El animal echa a volar cuando le arranco una pluma y se pierde en el horizonte como si nunca hubiera existido, y por primera vez me planteo esa posibilidad, velada por el deseo de que yo fuera su única misión. El búho nació del mar para regalarme una pluma, sólo así puedo comprender mi importancia y dejar de ser la pieza defectuosa del puzzle. Ella también me regala uno de sus cabellos plateados, es su forma de pedirme que huya con ella de las palabras y de todo lo que implique llenar un vacío. Mis costillas abiertas siguen alimentándose del aire mediante contracciones cada vez más largas, como si conocieran su destino y vaticinaran el fin de todas las cosas, y puedo notar sobre mí una mirada de aprobación cuando empiezo a coserlas con la pluma albina y el cabello de plata. Escucho la sangre brotar y deslizarse por mi piel, suena como una uña arañando una pizarra, pero no siento dolor. El dolor sería absurdo ahora. Cada puntada me deja caer una losa en los pulmones, la atmósfera empieza a parpadear esporádicamente, otro fallo del universo, y en cada parpadeo floto en un manto eterno de estrellas suspendidas.

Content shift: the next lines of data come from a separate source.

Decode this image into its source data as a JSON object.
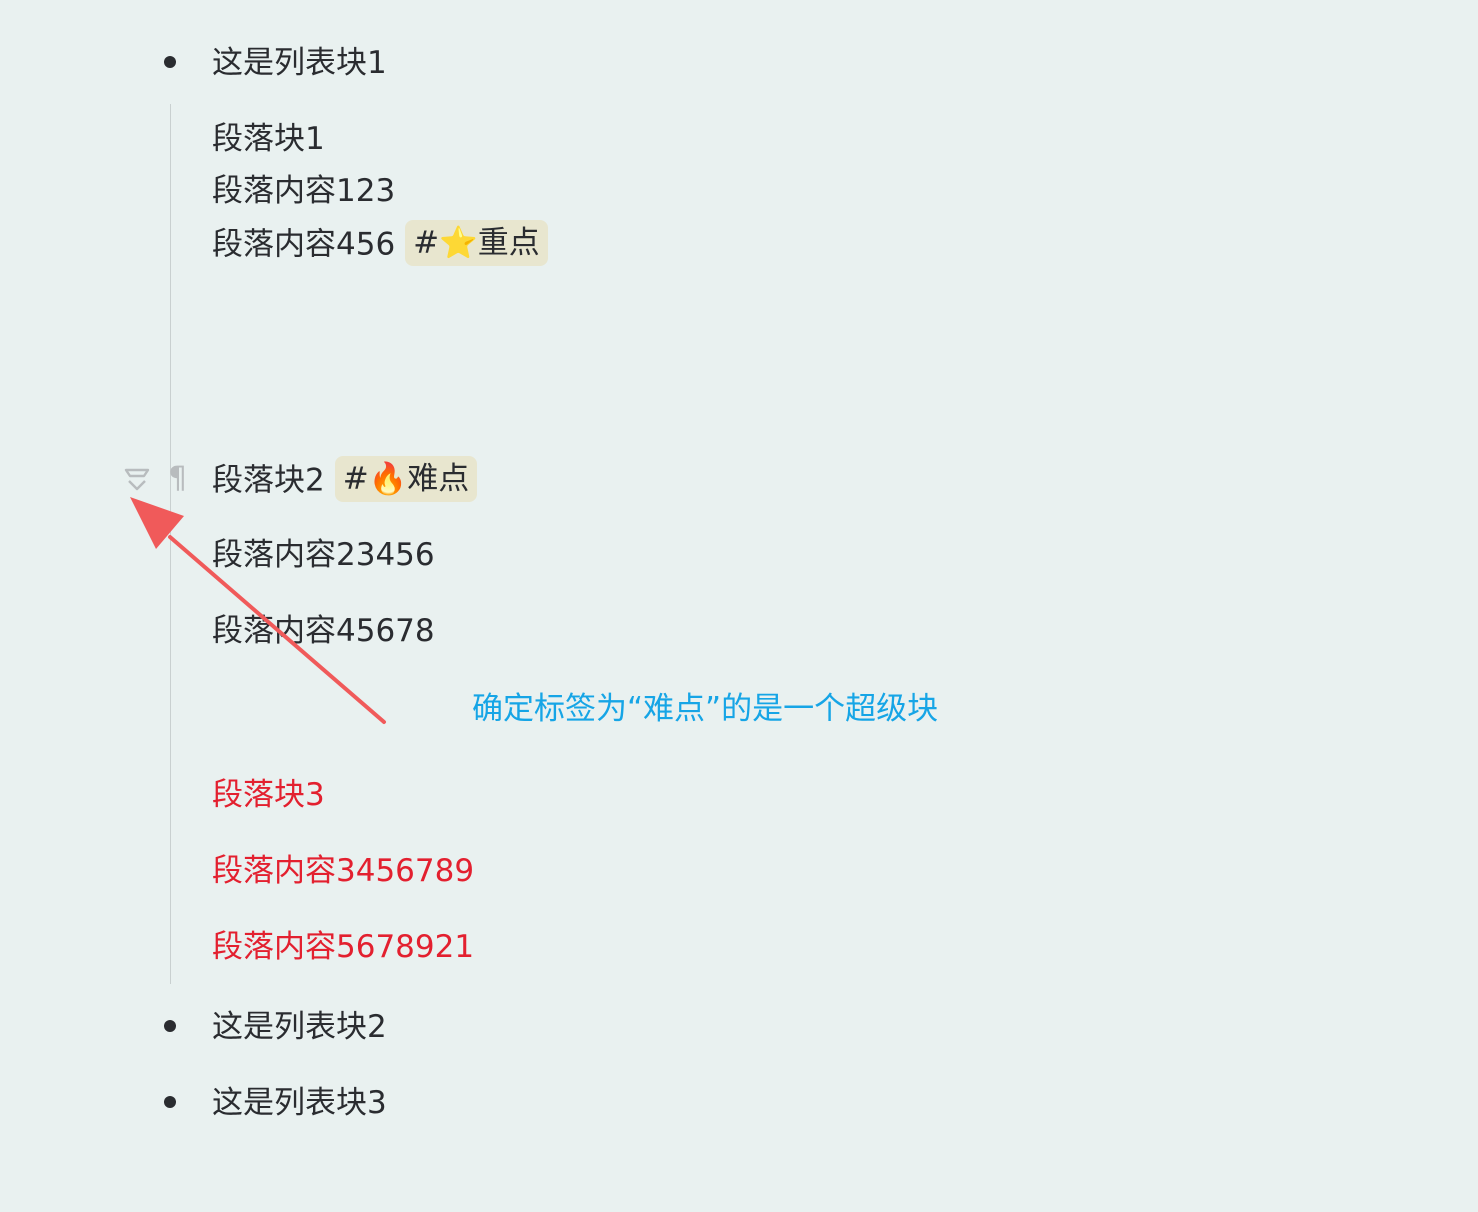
{
  "list": {
    "item1": "这是列表块1",
    "item2": "这是列表块2",
    "item3": "这是列表块3"
  },
  "block1": {
    "line1": "段落块1",
    "line2": "段落内容123",
    "line3": "段落内容456",
    "tag": "#⭐重点"
  },
  "block2": {
    "line1": "段落块2",
    "tag": "#🔥难点",
    "line2": "段落内容23456",
    "line3": "段落内容45678"
  },
  "block3": {
    "line1": "段落块3",
    "line2": "段落内容3456789",
    "line3": "段落内容5678921",
    "color": "#e3202f"
  },
  "annotation": {
    "text": "确定标签为“难点”的是一个超级块",
    "color": "#16a5e6",
    "arrow_color": "#f05a5a"
  },
  "gutter": {
    "icons": [
      "superblock-icon",
      "paragraph-icon"
    ]
  }
}
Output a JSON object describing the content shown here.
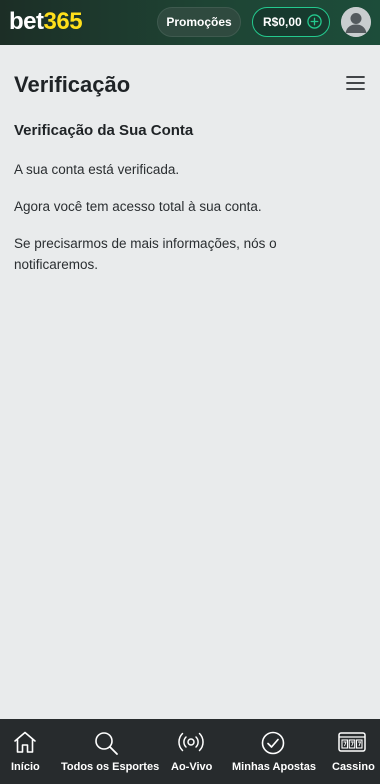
{
  "header": {
    "logo_part1": "bet",
    "logo_part2": "365",
    "promotions_label": "Promoções",
    "balance": "R$0,00"
  },
  "page": {
    "title": "Verificação",
    "section_title": "Verificação da Sua Conta",
    "paragraphs": [
      "A sua conta está verificada.",
      "Agora você tem acesso total à sua conta.",
      "Se precisarmos de mais informações, nós o notificaremos."
    ]
  },
  "bottom_nav": {
    "items": [
      {
        "label": "Início",
        "icon": "home-icon"
      },
      {
        "label": "Todos os Esportes",
        "icon": "search-icon"
      },
      {
        "label": "Ao-Vivo",
        "icon": "live-icon"
      },
      {
        "label": "Minhas Apostas",
        "icon": "check-circle-icon"
      },
      {
        "label": "Cassino",
        "icon": "slot-machine-icon"
      }
    ]
  },
  "colors": {
    "header_bg": "#1e4434",
    "accent_green": "#24c98e",
    "logo_yellow": "#ffdf1b",
    "page_bg": "#e9ebec",
    "nav_bg": "#272b2d"
  }
}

El mar es una mano de interminables dedos que me señalan mientras acarician la arena, eligiéndome, reclamándome, pidiéndome que me deje llevar hasta las aguas abisales, como todos sus peces muertos, y yo debo obedecer. Mis escamas son ya tan rojas como mis branquias suturadas, que ya no se contraen sino que parecen convulsionar, y ya no sé si estoy en las rocas o en la brecha espacio temporal de estrellas. Sólo puedo verla a Ella sumergiéndome en el agua, y me pregunto si era yo quien la invocaba en vez de acudir a su llamada, pero nada de eso importa porque hoy me voy con ella, porque siempre he sido suya, del mar, como todos los peces.